Your body can withstand a good deal of stress when needed, but this is not a state you want to be in for an extended period of time. Anxiety causes your brain to remain in an overactive state, prompting the physical stress response.

The threat may just be in your head, but the physical outcomes will be all too real. With mindfulness meditation having been shown to reduce anxiety symptoms, it seems the most logical choice for protecting your health.

Mindfulness meditation is about focusing on the present. The top causes for anxiety include worrying about future events and nonstop reminiscing over past experiences (usually negative ones).

Since you do not have the ability to control either of those, the more you focus on them the less control you feel you have. You end up feeling uncertain and anxious.

By focusing on the present, mindfulness meditation allows your brain to pay attention to the here and now only.

What You Should Do

To practice mindfulness, you first need to set aside time each day. You don’t need a special studio, just a quiet place and some time alone.

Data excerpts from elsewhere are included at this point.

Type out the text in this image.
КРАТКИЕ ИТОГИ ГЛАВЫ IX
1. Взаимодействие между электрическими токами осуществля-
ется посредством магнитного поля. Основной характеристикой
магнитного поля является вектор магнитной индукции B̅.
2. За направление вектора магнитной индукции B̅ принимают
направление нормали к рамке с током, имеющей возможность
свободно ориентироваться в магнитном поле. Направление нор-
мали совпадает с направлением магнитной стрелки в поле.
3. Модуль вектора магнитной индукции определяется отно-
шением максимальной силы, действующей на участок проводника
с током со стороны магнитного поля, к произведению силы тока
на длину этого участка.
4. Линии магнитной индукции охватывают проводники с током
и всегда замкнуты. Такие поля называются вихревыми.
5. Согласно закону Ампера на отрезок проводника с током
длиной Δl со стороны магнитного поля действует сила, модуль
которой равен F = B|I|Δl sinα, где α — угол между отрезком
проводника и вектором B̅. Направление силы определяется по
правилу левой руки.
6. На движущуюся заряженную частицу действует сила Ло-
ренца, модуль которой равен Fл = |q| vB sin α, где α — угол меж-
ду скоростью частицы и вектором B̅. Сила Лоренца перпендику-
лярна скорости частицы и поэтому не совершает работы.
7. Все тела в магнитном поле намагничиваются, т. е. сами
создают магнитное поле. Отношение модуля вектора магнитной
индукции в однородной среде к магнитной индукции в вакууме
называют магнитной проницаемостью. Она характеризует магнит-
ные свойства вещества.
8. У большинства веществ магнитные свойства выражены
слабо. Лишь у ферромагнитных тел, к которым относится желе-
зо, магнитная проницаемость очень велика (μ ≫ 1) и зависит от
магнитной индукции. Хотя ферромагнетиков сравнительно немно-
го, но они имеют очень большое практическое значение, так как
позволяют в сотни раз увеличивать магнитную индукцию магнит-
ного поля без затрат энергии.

The idea is to quiet your mind and focus on your present situation. This can be tricky at first, so counting your breaths or chanting a meditation mantra helps to keep your brain focused on one thing.

Thoughts will naturally occur, and they need to be handled in a very specific way. Acknowledge thoughts when they arise, but then let them pass and do not hold on to them.

Using imagery can help with this—try imagining the thought as a feather or balloon that you let go and watch float away. What is important is bringing your brain back to the focal point (chant or counting) each time a thought disrupts you.

With time and practice, this gets easier, and, eventually, you will control your wandering mind, allowing it to better cope with anxiety.

The Bottom Line

There is growing research that mindfulness can actually change the physical structure of your brain too. Just as stress and anxiety can change your brain, so can meditation, but this time for the better.

Mindfulness meditation can help relieve symptoms of anxiety in one session, so imagine what it can do when it becomes part of your regular daily routine. Protect your mental and physical health by preventing anxiety from running your life.

Find a quiet place and start mindfully meditating today.